SEATTLE, Washington — In 2007, Ugandan journalist Andrew Mwenda gave a TED talk in which he asked audience members if they could name a single country that had developed because of the generosity of another. After the audience remained silent, Mwenda explained the strengths and shortcomings of foreign aid and the work done by international NGOs, charities and social enterprises that aim to end global poverty.
According to Mwenda and multiple experts, developmental aid can actually make things worse for communities and those experiencing poverty. Mwenda said this is because the international approach to development is outdated.
The problem of global poverty is an immense challenge, but experts are looking at how the system can be updated to become more progressive, inclusive and efficient. According to the Stanford Social Innovation Review (SSIR), too many focus on treating the symptoms of poverty rather than the root causes. Mwenda echoed similar sentiments, saying that the treatment of poverty with handouts was not a sustainable solution.
Speaking particularly on efforts to combat poverty in Africa, Mwenda proposed taking a more capitalist approach.
“The challenge facing all those who are interested in Africa is not the challenge of reducing poverty,” Mwenda said. “It should be a challenge of creating wealth.”
By fully understanding how social problems occur, more efficient solutions can be found. Ignoring root causes leads to solutions that only treat symptoms. This can aggravate the problem of global poverty even more, according to the SSIR.

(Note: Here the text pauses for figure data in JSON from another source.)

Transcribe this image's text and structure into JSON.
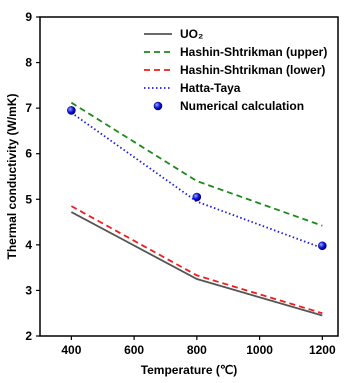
{
  "chart_data": {
    "type": "line",
    "xlabel": "Temperature (℃)",
    "ylabel": "Thermal conductivity (W/mK)",
    "xlim": [
      300,
      1250
    ],
    "ylim": [
      2,
      9
    ],
    "xticks": [
      400,
      600,
      800,
      1000,
      1200
    ],
    "yticks": [
      2,
      3,
      4,
      5,
      6,
      7,
      8,
      9
    ],
    "legend_position": "top-right",
    "grid": false,
    "series": [
      {
        "name": "UO₂",
        "kind": "line",
        "dash": "solid",
        "color": "#555555",
        "x": [
          400,
          800,
          1200
        ],
        "y": [
          4.72,
          3.25,
          2.45
        ]
      },
      {
        "name": "Hashin-Shtrikman (upper)",
        "kind": "line",
        "dash": "dashed",
        "color": "#1b8a1b",
        "x": [
          400,
          800,
          1200
        ],
        "y": [
          7.12,
          5.4,
          4.42
        ]
      },
      {
        "name": "Hashin-Shtrikman (lower)",
        "kind": "line",
        "dash": "dashed",
        "color": "#ee1c1c",
        "x": [
          400,
          800,
          1200
        ],
        "y": [
          4.85,
          3.33,
          2.5
        ]
      },
      {
        "name": "Hatta-Taya",
        "kind": "line",
        "dash": "dotted",
        "color": "#1a1aee",
        "x": [
          400,
          800,
          1200
        ],
        "y": [
          6.9,
          4.95,
          3.93
        ]
      },
      {
        "name": "Numerical calculation",
        "kind": "scatter",
        "color": "#1010e0",
        "x": [
          400,
          800,
          1200
        ],
        "y": [
          6.95,
          5.05,
          3.98
        ]
      }
    ]
  }
}
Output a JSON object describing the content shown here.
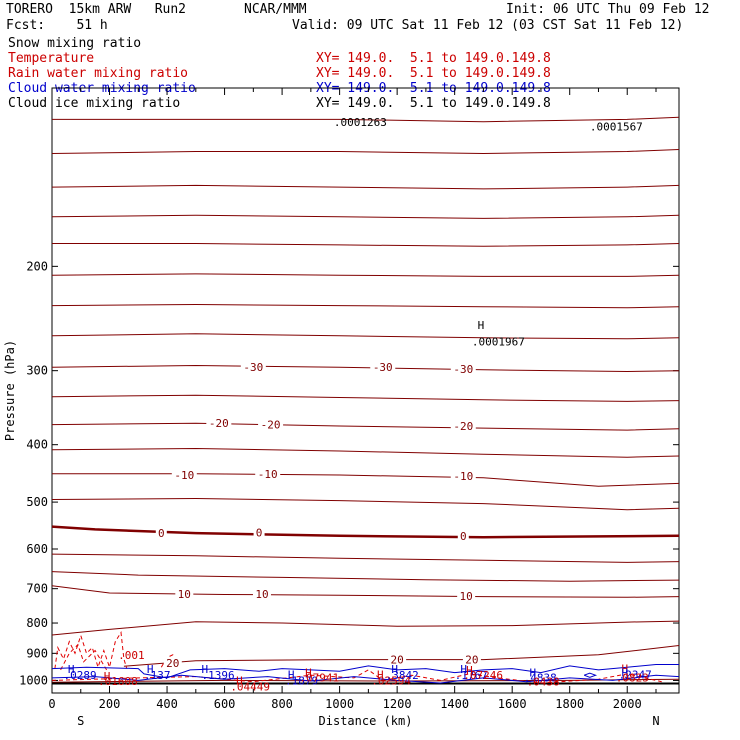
{
  "header": {
    "model": "TORERO  15km ARW   Run2",
    "org": "NCAR/MMM",
    "init": "Init: 06 UTC Thu 09 Feb 12",
    "fcst": "Fcst:    51 h",
    "valid": "Valid: 09 UTC Sat 11 Feb 12 (03 CST Sat 11 Feb 12)"
  },
  "legend": [
    {
      "label": "Snow mixing ratio",
      "xy": "",
      "color": "#000000"
    },
    {
      "label": "Temperature",
      "xy": "XY= 149.0.  5.1 to 149.0.149.8",
      "color": "#cc0000"
    },
    {
      "label": "Rain water mixing ratio",
      "xy": "XY= 149.0.  5.1 to 149.0.149.8",
      "color": "#cc0000"
    },
    {
      "label": "Cloud water mixing ratio",
      "xy": "XY= 149.0.  5.1 to 149.0.149.8",
      "color": "#0000cc"
    },
    {
      "label": "Cloud ice mixing ratio",
      "xy": "XY= 149.0.  5.1 to 149.0.149.8",
      "color": "#000000"
    }
  ],
  "chart_data": {
    "type": "contour cross-section",
    "xlabel": "Distance (km)",
    "ylabel": "Pressure (hPa)",
    "x_ticks": [
      0,
      200,
      400,
      600,
      800,
      1000,
      1200,
      1400,
      1600,
      1800,
      2000
    ],
    "y_ticks": [
      200,
      300,
      400,
      500,
      600,
      700,
      800,
      900,
      1000
    ],
    "xlim": [
      0,
      2180
    ],
    "ylim": [
      1050,
      100
    ],
    "y_scale": "log",
    "end_labels": {
      "left": "S",
      "right": "N"
    },
    "colors": {
      "temperature": "#800000",
      "rain": "#e00000",
      "cloudwater": "#0000cc",
      "ground": "#000000"
    },
    "temperature_labels": [
      {
        "text": "-30",
        "x": 700,
        "p": 296
      },
      {
        "text": "-30",
        "x": 1150,
        "p": 296
      },
      {
        "text": "-30",
        "x": 1430,
        "p": 298
      },
      {
        "text": "-20",
        "x": 580,
        "p": 368
      },
      {
        "text": "-20",
        "x": 760,
        "p": 370
      },
      {
        "text": "-20",
        "x": 1430,
        "p": 372
      },
      {
        "text": "-10",
        "x": 460,
        "p": 450
      },
      {
        "text": "-10",
        "x": 750,
        "p": 448
      },
      {
        "text": "-10",
        "x": 1430,
        "p": 452
      },
      {
        "text": "0",
        "x": 380,
        "p": 564
      },
      {
        "text": "0",
        "x": 720,
        "p": 563
      },
      {
        "text": "0",
        "x": 1430,
        "p": 570
      },
      {
        "text": "10",
        "x": 460,
        "p": 715
      },
      {
        "text": "10",
        "x": 730,
        "p": 715
      },
      {
        "text": "10",
        "x": 1440,
        "p": 720
      },
      {
        "text": "20",
        "x": 420,
        "p": 935
      },
      {
        "text": "20",
        "x": 1200,
        "p": 922
      },
      {
        "text": "20",
        "x": 1460,
        "p": 922
      }
    ],
    "extrema_labels": [
      {
        "text": "H",
        "x": 1480,
        "p": 255,
        "color": "#000000"
      },
      {
        "text": ".0001967",
        "x": 1460,
        "p": 272,
        "color": "#000000"
      },
      {
        "text": ".0001263",
        "x": 980,
        "p": 116,
        "color": "#000000"
      },
      {
        "text": ".0001567",
        "x": 1870,
        "p": 118,
        "color": "#000000"
      },
      {
        "text": ".001",
        "x": 230,
        "p": 920,
        "color": "#cc0000"
      },
      {
        "text": "H",
        "x": 55,
        "p": 972,
        "color": "#0000cc"
      },
      {
        "text": ".0289",
        "x": 40,
        "p": 995,
        "color": "#0000cc"
      },
      {
        "text": "H",
        "x": 180,
        "p": 998,
        "color": "#cc0000"
      },
      {
        "text": ".01608",
        "x": 160,
        "p": 1018,
        "color": "#cc0000"
      },
      {
        "text": "H",
        "x": 330,
        "p": 972,
        "color": "#0000cc"
      },
      {
        "text": ".137",
        "x": 320,
        "p": 995,
        "color": "#0000cc"
      },
      {
        "text": "H",
        "x": 520,
        "p": 972,
        "color": "#0000cc"
      },
      {
        "text": ".1396",
        "x": 520,
        "p": 995,
        "color": "#0000cc"
      },
      {
        "text": "H",
        "x": 640,
        "p": 1015,
        "color": "#cc0000"
      },
      {
        "text": ".04449",
        "x": 620,
        "p": 1040,
        "color": "#cc0000"
      },
      {
        "text": "H",
        "x": 820,
        "p": 992,
        "color": "#0000cc"
      },
      {
        "text": ".1879",
        "x": 810,
        "p": 1015,
        "color": "#0000cc"
      },
      {
        "text": "H",
        "x": 880,
        "p": 985,
        "color": "#cc0000"
      },
      {
        "text": ".07941",
        "x": 860,
        "p": 1005,
        "color": "#cc0000"
      },
      {
        "text": "H",
        "x": 1130,
        "p": 992,
        "color": "#cc0000"
      },
      {
        "text": ".02594",
        "x": 1110,
        "p": 1015,
        "color": "#cc0000"
      },
      {
        "text": "H",
        "x": 1180,
        "p": 972,
        "color": "#0000cc"
      },
      {
        "text": ".3842",
        "x": 1160,
        "p": 995,
        "color": "#0000cc"
      },
      {
        "text": "H",
        "x": 1420,
        "p": 972,
        "color": "#0000cc"
      },
      {
        "text": ".1767",
        "x": 1400,
        "p": 995,
        "color": "#0000cc"
      },
      {
        "text": "H",
        "x": 1440,
        "p": 975,
        "color": "#cc0000"
      },
      {
        "text": ".07246",
        "x": 1430,
        "p": 995,
        "color": "#cc0000"
      },
      {
        "text": "H",
        "x": 1660,
        "p": 985,
        "color": "#0000cc"
      },
      {
        "text": ".4838",
        "x": 1640,
        "p": 1005,
        "color": "#0000cc"
      },
      {
        "text": ".0438",
        "x": 1650,
        "p": 1020,
        "color": "#cc0000"
      },
      {
        "text": "H",
        "x": 1980,
        "p": 970,
        "color": "#cc0000"
      },
      {
        "text": "H",
        "x": 1980,
        "p": 985,
        "color": "#0000cc"
      },
      {
        "text": ".2347",
        "x": 1970,
        "p": 992,
        "color": "#0000cc"
      },
      {
        "text": ".0823",
        "x": 1960,
        "p": 1005,
        "color": "#cc0000"
      }
    ],
    "isotherms": [
      {
        "w": 1,
        "pts": [
          [
            0,
            113
          ],
          [
            500,
            113
          ],
          [
            1000,
            113
          ],
          [
            1500,
            114
          ],
          [
            2000,
            113
          ],
          [
            2180,
            112
          ]
        ]
      },
      {
        "w": 1,
        "pts": [
          [
            0,
            129
          ],
          [
            500,
            128
          ],
          [
            1000,
            128
          ],
          [
            1500,
            129
          ],
          [
            2000,
            128
          ],
          [
            2180,
            127
          ]
        ]
      },
      {
        "w": 1,
        "pts": [
          [
            0,
            147
          ],
          [
            500,
            146
          ],
          [
            1000,
            147
          ],
          [
            1500,
            148
          ],
          [
            2000,
            147
          ],
          [
            2180,
            146
          ]
        ]
      },
      {
        "w": 1,
        "pts": [
          [
            0,
            165
          ],
          [
            500,
            164
          ],
          [
            1000,
            165
          ],
          [
            1500,
            166
          ],
          [
            2000,
            165
          ],
          [
            2180,
            164
          ]
        ]
      },
      {
        "w": 1,
        "pts": [
          [
            0,
            183
          ],
          [
            500,
            183
          ],
          [
            1000,
            184
          ],
          [
            1500,
            185
          ],
          [
            2000,
            184
          ],
          [
            2180,
            183
          ]
        ]
      },
      {
        "w": 1,
        "pts": [
          [
            0,
            207
          ],
          [
            500,
            206
          ],
          [
            1000,
            207
          ],
          [
            1500,
            208
          ],
          [
            2000,
            208
          ],
          [
            2180,
            207
          ]
        ]
      },
      {
        "w": 1,
        "pts": [
          [
            0,
            233
          ],
          [
            500,
            232
          ],
          [
            1000,
            233
          ],
          [
            1500,
            234
          ],
          [
            2000,
            235
          ],
          [
            2180,
            234
          ]
        ]
      },
      {
        "w": 1,
        "pts": [
          [
            0,
            262
          ],
          [
            500,
            260
          ],
          [
            1000,
            262
          ],
          [
            1500,
            264
          ],
          [
            2000,
            265
          ],
          [
            2180,
            264
          ]
        ]
      },
      {
        "w": 1,
        "pts": [
          [
            0,
            296
          ],
          [
            500,
            294
          ],
          [
            1000,
            296
          ],
          [
            1500,
            299
          ],
          [
            2000,
            301
          ],
          [
            2180,
            300
          ]
        ]
      },
      {
        "w": 1,
        "pts": [
          [
            0,
            332
          ],
          [
            500,
            330
          ],
          [
            1000,
            333
          ],
          [
            1500,
            336
          ],
          [
            2000,
            338
          ],
          [
            2180,
            337
          ]
        ]
      },
      {
        "w": 1,
        "pts": [
          [
            0,
            370
          ],
          [
            500,
            368
          ],
          [
            1000,
            372
          ],
          [
            1500,
            375
          ],
          [
            2000,
            378
          ],
          [
            2180,
            376
          ]
        ]
      },
      {
        "w": 1,
        "pts": [
          [
            0,
            408
          ],
          [
            500,
            406
          ],
          [
            1000,
            410
          ],
          [
            1500,
            415
          ],
          [
            2000,
            420
          ],
          [
            2180,
            418
          ]
        ]
      },
      {
        "w": 1,
        "pts": [
          [
            0,
            448
          ],
          [
            500,
            448
          ],
          [
            1000,
            450
          ],
          [
            1500,
            455
          ],
          [
            1900,
            470
          ],
          [
            2180,
            465
          ]
        ]
      },
      {
        "w": 1,
        "pts": [
          [
            0,
            495
          ],
          [
            500,
            493
          ],
          [
            1000,
            497
          ],
          [
            1500,
            503
          ],
          [
            2000,
            515
          ],
          [
            2180,
            512
          ]
        ]
      },
      {
        "w": 2.5,
        "pts": [
          [
            0,
            550
          ],
          [
            150,
            556
          ],
          [
            500,
            564
          ],
          [
            1000,
            570
          ],
          [
            1500,
            573
          ],
          [
            2180,
            570
          ]
        ]
      },
      {
        "w": 1,
        "pts": [
          [
            0,
            612
          ],
          [
            500,
            616
          ],
          [
            1000,
            622
          ],
          [
            1500,
            627
          ],
          [
            2000,
            632
          ],
          [
            2180,
            630
          ]
        ]
      },
      {
        "w": 1,
        "pts": [
          [
            0,
            655
          ],
          [
            300,
            664
          ],
          [
            800,
            670
          ],
          [
            1300,
            676
          ],
          [
            1800,
            680
          ],
          [
            2180,
            677
          ]
        ]
      },
      {
        "w": 1,
        "pts": [
          [
            0,
            692
          ],
          [
            200,
            712
          ],
          [
            600,
            716
          ],
          [
            1000,
            718
          ],
          [
            1500,
            722
          ],
          [
            2000,
            724
          ],
          [
            2180,
            722
          ]
        ]
      },
      {
        "w": 1,
        "pts": [
          [
            0,
            838
          ],
          [
            200,
            820
          ],
          [
            500,
            796
          ],
          [
            800,
            800
          ],
          [
            1200,
            810
          ],
          [
            1600,
            808
          ],
          [
            2000,
            797
          ],
          [
            2180,
            794
          ]
        ]
      },
      {
        "w": 1,
        "pts": [
          [
            250,
            946
          ],
          [
            500,
            926
          ],
          [
            1000,
            922
          ],
          [
            1500,
            922
          ],
          [
            1900,
            905
          ],
          [
            2180,
            873
          ]
        ]
      },
      {
        "w": 1,
        "pts": [
          [
            0,
            1007
          ],
          [
            600,
            1000
          ],
          [
            1200,
            1002
          ],
          [
            1800,
            1000
          ],
          [
            2180,
            995
          ]
        ]
      }
    ],
    "rain_contours": [
      [
        [
          10,
          955
        ],
        [
          20,
          880
        ],
        [
          40,
          920
        ],
        [
          60,
          860
        ],
        [
          80,
          900
        ],
        [
          100,
          840
        ],
        [
          120,
          900
        ],
        [
          140,
          880
        ],
        [
          160,
          950
        ],
        [
          180,
          890
        ],
        [
          200,
          950
        ],
        [
          220,
          860
        ],
        [
          240,
          830
        ],
        [
          250,
          920
        ],
        [
          260,
          955
        ]
      ],
      [
        [
          30,
          960
        ],
        [
          60,
          900
        ],
        [
          90,
          870
        ],
        [
          110,
          930
        ],
        [
          150,
          890
        ],
        [
          190,
          960
        ]
      ],
      [
        [
          380,
          950
        ],
        [
          400,
          915
        ],
        [
          420,
          905
        ],
        [
          440,
          955
        ]
      ],
      [
        [
          0,
          1000
        ],
        [
          300,
          990
        ],
        [
          500,
          985
        ],
        [
          700,
          1005
        ],
        [
          900,
          980
        ],
        [
          1050,
          990
        ],
        [
          1100,
          960
        ],
        [
          1150,
          1000
        ],
        [
          1250,
          980
        ],
        [
          1350,
          1000
        ],
        [
          1450,
          975
        ],
        [
          1550,
          990
        ],
        [
          1700,
          1010
        ],
        [
          1900,
          995
        ],
        [
          2000,
          975
        ],
        [
          2060,
          990
        ],
        [
          2120,
          1005
        ]
      ]
    ],
    "cloud_contours": [
      [
        [
          0,
          955
        ],
        [
          120,
          950
        ],
        [
          300,
          955
        ],
        [
          320,
          975
        ],
        [
          400,
          990
        ],
        [
          480,
          960
        ],
        [
          600,
          955
        ],
        [
          720,
          965
        ],
        [
          800,
          955
        ],
        [
          900,
          960
        ],
        [
          1000,
          965
        ],
        [
          1100,
          945
        ],
        [
          1200,
          960
        ],
        [
          1300,
          955
        ],
        [
          1400,
          970
        ],
        [
          1500,
          960
        ],
        [
          1600,
          955
        ],
        [
          1700,
          970
        ],
        [
          1800,
          945
        ],
        [
          1900,
          960
        ],
        [
          2000,
          950
        ],
        [
          2100,
          940
        ],
        [
          2180,
          940
        ]
      ],
      [
        [
          0,
          990
        ],
        [
          150,
          985
        ],
        [
          300,
          1000
        ],
        [
          450,
          980
        ],
        [
          600,
          995
        ],
        [
          750,
          985
        ],
        [
          900,
          1002
        ],
        [
          1050,
          985
        ],
        [
          1200,
          1000
        ],
        [
          1350,
          1010
        ],
        [
          1500,
          990
        ],
        [
          1650,
          1005
        ],
        [
          1800,
          990
        ],
        [
          1950,
          1000
        ],
        [
          2100,
          980
        ],
        [
          2180,
          985
        ]
      ],
      [
        [
          1850,
          980
        ],
        [
          1870,
          972
        ],
        [
          1890,
          980
        ],
        [
          1870,
          988
        ],
        [
          1850,
          980
        ]
      ]
    ]
  }
}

Another part of the problem with the approach to foreign aid is the lack of recognition of power dynamics ingrained in the global social system. These are forces that allow some to become wealthy from the processes that create poverty, such as colonialism, resource extraction and austerity measures. SSIR said recognizing power structures helps aid providers fully understand global poverty and its causes.
SSIR and other sources point out that certain modern-day organizations need poverty in order to function, and that some stakeholders have an interest in maintaining the existence of poverty. Both Mwenda and the documentary ‘Poverty Inc.‘ shone a light on how foreign aid, charity and humanitarian assistance can reduce the purchasing power of communities in impoverished nations.

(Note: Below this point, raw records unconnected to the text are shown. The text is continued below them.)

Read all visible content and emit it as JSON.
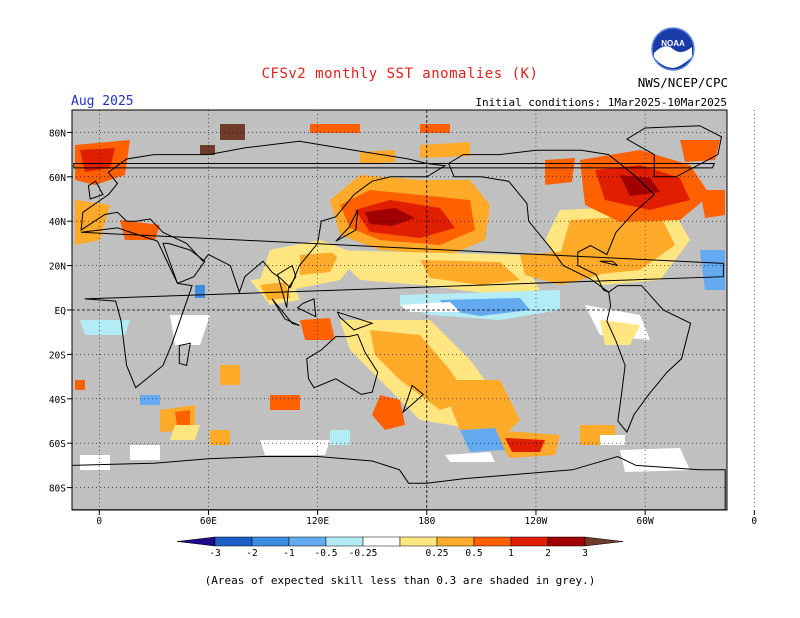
{
  "title": "CFSv2 monthly SST anomalies (K)",
  "organization": "NWS/NCEP/CPC",
  "logo_text": "NOAA",
  "forecast_month": "Aug 2025",
  "initial_conditions": "Initial conditions: 1Mar2025-10Mar2025",
  "footnote": "(Areas of expected skill less than 0.3 are shaded in grey.)",
  "lat_labels": [
    "80N",
    "60N",
    "40N",
    "20N",
    "EQ",
    "20S",
    "40S",
    "60S",
    "80S"
  ],
  "lon_labels": [
    "0",
    "60E",
    "120E",
    "180",
    "120W",
    "60W",
    "0"
  ],
  "colorbar": {
    "ticks": [
      "-3",
      "-2",
      "-1",
      "-0.5",
      "-0.25",
      "0.25",
      "0.5",
      "1",
      "2",
      "3"
    ],
    "colors": [
      "#1a0a8a",
      "#1e5fc8",
      "#3c8ce0",
      "#64aaf0",
      "#b4ecf6",
      "#ffffff",
      "#ffe680",
      "#ffaa28",
      "#ff6000",
      "#e01e00",
      "#a00000",
      "#6e3c28"
    ]
  },
  "colors": {
    "land_skill_grey": "#c0c0c0",
    "coastline": "#000000"
  }
}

Carol Lancaster, former dean to the Georgetown University School of Foreign Service, has worked in the State Department and with USAID. She expressed that aid donors are partially responsible for weak governance.

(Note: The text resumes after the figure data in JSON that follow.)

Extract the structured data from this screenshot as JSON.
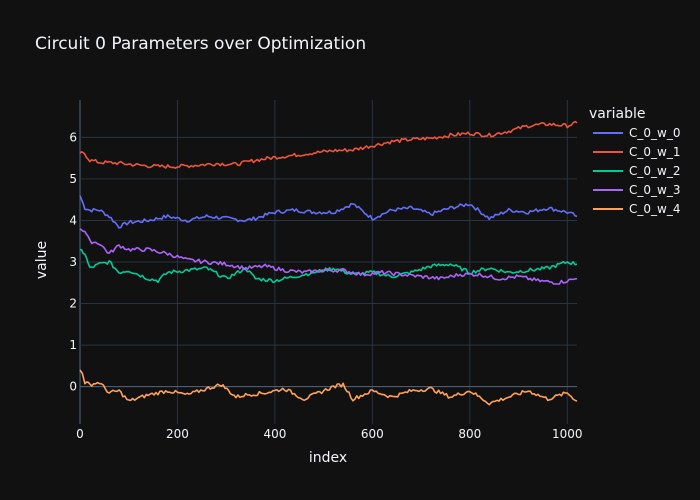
{
  "chart_data": {
    "type": "line",
    "title": "Circuit 0 Parameters over Optimization",
    "xlabel": "index",
    "ylabel": "value",
    "xlim": [
      0,
      1020
    ],
    "ylim": [
      -0.9,
      6.9
    ],
    "xticks": [
      0,
      200,
      400,
      600,
      800,
      1000
    ],
    "yticks": [
      0,
      1,
      2,
      3,
      4,
      5,
      6
    ],
    "grid": true,
    "legend": {
      "title": "variable",
      "placement": "top-right outside"
    },
    "series": [
      {
        "name": "C_0_w_0",
        "color": "#636efa",
        "x": [
          0,
          10,
          20,
          40,
          60,
          80,
          100,
          140,
          180,
          220,
          260,
          300,
          340,
          360,
          400,
          440,
          480,
          520,
          560,
          600,
          640,
          680,
          720,
          760,
          800,
          840,
          880,
          920,
          960,
          1000,
          1020
        ],
        "y": [
          4.6,
          4.3,
          4.25,
          4.25,
          4.1,
          3.85,
          3.95,
          4.0,
          4.1,
          4.0,
          4.1,
          4.05,
          4.0,
          4.05,
          4.2,
          4.25,
          4.2,
          4.2,
          4.4,
          4.05,
          4.25,
          4.3,
          4.15,
          4.3,
          4.4,
          4.05,
          4.25,
          4.2,
          4.3,
          4.2,
          4.1
        ]
      },
      {
        "name": "C_0_w_1",
        "color": "#ef553b",
        "x": [
          0,
          10,
          20,
          40,
          80,
          120,
          160,
          200,
          240,
          280,
          320,
          360,
          400,
          440,
          480,
          520,
          560,
          600,
          640,
          680,
          720,
          760,
          800,
          840,
          880,
          920,
          960,
          1000,
          1020
        ],
        "y": [
          5.62,
          5.6,
          5.45,
          5.4,
          5.38,
          5.33,
          5.3,
          5.3,
          5.33,
          5.37,
          5.35,
          5.45,
          5.52,
          5.57,
          5.63,
          5.68,
          5.7,
          5.8,
          5.9,
          5.95,
          5.98,
          6.05,
          6.1,
          6.05,
          6.15,
          6.28,
          6.32,
          6.28,
          6.35
        ]
      },
      {
        "name": "C_0_w_2",
        "color": "#00cc96",
        "x": [
          0,
          10,
          20,
          40,
          60,
          80,
          100,
          140,
          160,
          180,
          220,
          260,
          300,
          340,
          360,
          400,
          440,
          480,
          520,
          560,
          600,
          640,
          680,
          720,
          760,
          800,
          840,
          880,
          920,
          960,
          1000,
          1020
        ],
        "y": [
          3.3,
          3.2,
          2.85,
          2.95,
          3.0,
          2.75,
          2.8,
          2.6,
          2.55,
          2.75,
          2.8,
          2.85,
          2.6,
          2.85,
          2.6,
          2.55,
          2.65,
          2.75,
          2.85,
          2.7,
          2.75,
          2.65,
          2.75,
          2.9,
          2.95,
          2.75,
          2.85,
          2.75,
          2.8,
          2.85,
          3.0,
          2.95
        ]
      },
      {
        "name": "C_0_w_3",
        "color": "#ab63fa",
        "x": [
          0,
          10,
          20,
          40,
          60,
          80,
          100,
          140,
          180,
          220,
          260,
          300,
          340,
          380,
          420,
          460,
          500,
          540,
          580,
          620,
          660,
          700,
          740,
          780,
          820,
          860,
          900,
          940,
          980,
          1020
        ],
        "y": [
          3.8,
          3.75,
          3.5,
          3.45,
          3.2,
          3.4,
          3.3,
          3.3,
          3.2,
          3.05,
          3.0,
          2.95,
          2.85,
          2.9,
          2.8,
          2.75,
          2.8,
          2.8,
          2.7,
          2.75,
          2.7,
          2.65,
          2.6,
          2.7,
          2.7,
          2.6,
          2.65,
          2.55,
          2.5,
          2.6
        ]
      },
      {
        "name": "C_0_w_4",
        "color": "#ffa15a",
        "x": [
          0,
          5,
          10,
          20,
          40,
          60,
          80,
          100,
          140,
          180,
          220,
          260,
          290,
          320,
          340,
          380,
          420,
          460,
          500,
          520,
          540,
          560,
          600,
          640,
          680,
          720,
          760,
          800,
          840,
          880,
          920,
          960,
          1000,
          1020
        ],
        "y": [
          0.4,
          0.35,
          0.1,
          0.05,
          0.1,
          -0.15,
          -0.1,
          -0.35,
          -0.2,
          -0.1,
          -0.2,
          -0.05,
          0.05,
          -0.25,
          -0.2,
          -0.15,
          -0.05,
          -0.3,
          -0.1,
          0.0,
          0.05,
          -0.3,
          -0.1,
          -0.25,
          -0.1,
          -0.05,
          -0.25,
          -0.1,
          -0.4,
          -0.25,
          -0.1,
          -0.3,
          -0.15,
          -0.35
        ]
      }
    ]
  }
}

Mwenda also pointed out that while the pity-evoking images of poverty in Africa represent a partial reality, they fail to illustrate the full reality of life in African countries, where bustling cities, emerging markets and entrepreneurs are developing economies. Mwenda said those interested in addressing the problem of global poverty should support ventures of entrepreneurs or research institutions in developing countries. This would be more effective than giving out handouts, with which local businesses cannot compete.
The SSIR wrote that in order to change institutional flaws in the development system, people must challenge the “entrenched power and systems” that sustain it. Our global focus should evolve from “eradicating poverty to eradicating poverty creation”, and by acknowledging the unseen forces that drive inequality, new solutions will emerge for a more prosperous future.